The ethics principle that the apparently endless ethics train wreck launched when George Zimmerman shot Trayvon Martin (Zimmerman’s trial is set for June) most clearly delineates is this: criminal trials, including their arguments and evidence, should take place in court, not in public.
From the very beginning, public opinion, and by extension jury biases, have been manipulated by statements to the media by an endless parade of parties and onlookers who should have kept their mouths shut. The array of unethical commentators include Martin’s family and lawyer, Zimmerman’s lawyers, past and present, the prosecutor, police personnel, potential witnesses, journalists, pundits, elected officials, idiot celebrities, and the President of the United States.
And you’ll be happy to know that it’s still happening. The New York Times reports that the judge in the case has ruled that Martin’s school and social media records should be provided to the defense, because they are relevant in a case in which the defendant is alleging self-defense. The judge agreed with Zimmerman’s lawyers that whether a victim “had an alleged propensity to violence” or aggression is relevant in the inquiry into what happened.

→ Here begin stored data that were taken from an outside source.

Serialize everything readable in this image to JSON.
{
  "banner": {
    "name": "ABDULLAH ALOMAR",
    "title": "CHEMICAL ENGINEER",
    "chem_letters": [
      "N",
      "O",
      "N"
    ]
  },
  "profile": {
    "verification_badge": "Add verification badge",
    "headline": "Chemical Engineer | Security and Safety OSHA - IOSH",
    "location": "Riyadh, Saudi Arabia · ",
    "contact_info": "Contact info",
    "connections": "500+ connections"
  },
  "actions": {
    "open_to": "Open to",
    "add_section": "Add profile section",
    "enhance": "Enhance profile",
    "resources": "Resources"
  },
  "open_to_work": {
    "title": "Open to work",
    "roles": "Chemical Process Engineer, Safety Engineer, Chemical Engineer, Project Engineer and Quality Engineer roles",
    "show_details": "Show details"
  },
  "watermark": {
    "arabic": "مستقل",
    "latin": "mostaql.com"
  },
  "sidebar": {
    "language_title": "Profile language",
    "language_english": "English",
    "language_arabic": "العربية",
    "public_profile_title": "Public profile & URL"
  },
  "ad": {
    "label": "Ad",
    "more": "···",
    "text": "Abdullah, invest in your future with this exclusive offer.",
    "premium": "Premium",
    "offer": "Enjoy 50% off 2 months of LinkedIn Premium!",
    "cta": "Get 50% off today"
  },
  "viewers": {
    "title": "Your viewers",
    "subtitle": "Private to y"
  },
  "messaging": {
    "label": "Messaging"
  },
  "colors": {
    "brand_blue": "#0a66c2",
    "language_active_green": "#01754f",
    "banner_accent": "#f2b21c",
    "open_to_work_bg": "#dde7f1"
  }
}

Naturally, as has become routine in this tragedy, Martin’s mother and father quickly took to the newsmedia to spin the decision. Outside the courthouse, they protested the defense’s efforts to portray their son as the aggressor. “Trayvon was the victim,” said Tracy Martin, Trayvon’s father. “And I think it’s wrong that we attack the victim.”
No, it’s wrong to use the media to argue guilt or innocence in a criminal case before the case has been tried. The Martin’s are basically saying that they think it’s wrong for Zimmerman to have a legal defense to murder charges. The Constitution and American justice system say otherwise. It has been clear from the beginning that the Martins would be happy to forgo a trial and just have Zimmerman sent directly to prison for life, and they have accumulated a disturbingly large, vocal and violent group of followers who feel the same way. In every case in which a defendant accused of murder claims self-defense, his or her argument is that the deceased, the victim, provoked the violence with a credible threat that required deadly force. Trying to establish this in trial isn’t “wrong,” it’s necessary; having the opportunity to establish this isn’t “wrong,” it is what we call due process, and the right to a fair trial.
When Martin’s parents were attempting to make sure that law enforcement officials were diligently investigating their son’s shooting before Zimmerman was arrested, their public statements—some of them, anyway—could be defended. Now the Mertins are just engaged in extra-judicial interference. They have a right to talk, but they shouldn’t. It’s time to shut up and let the system work.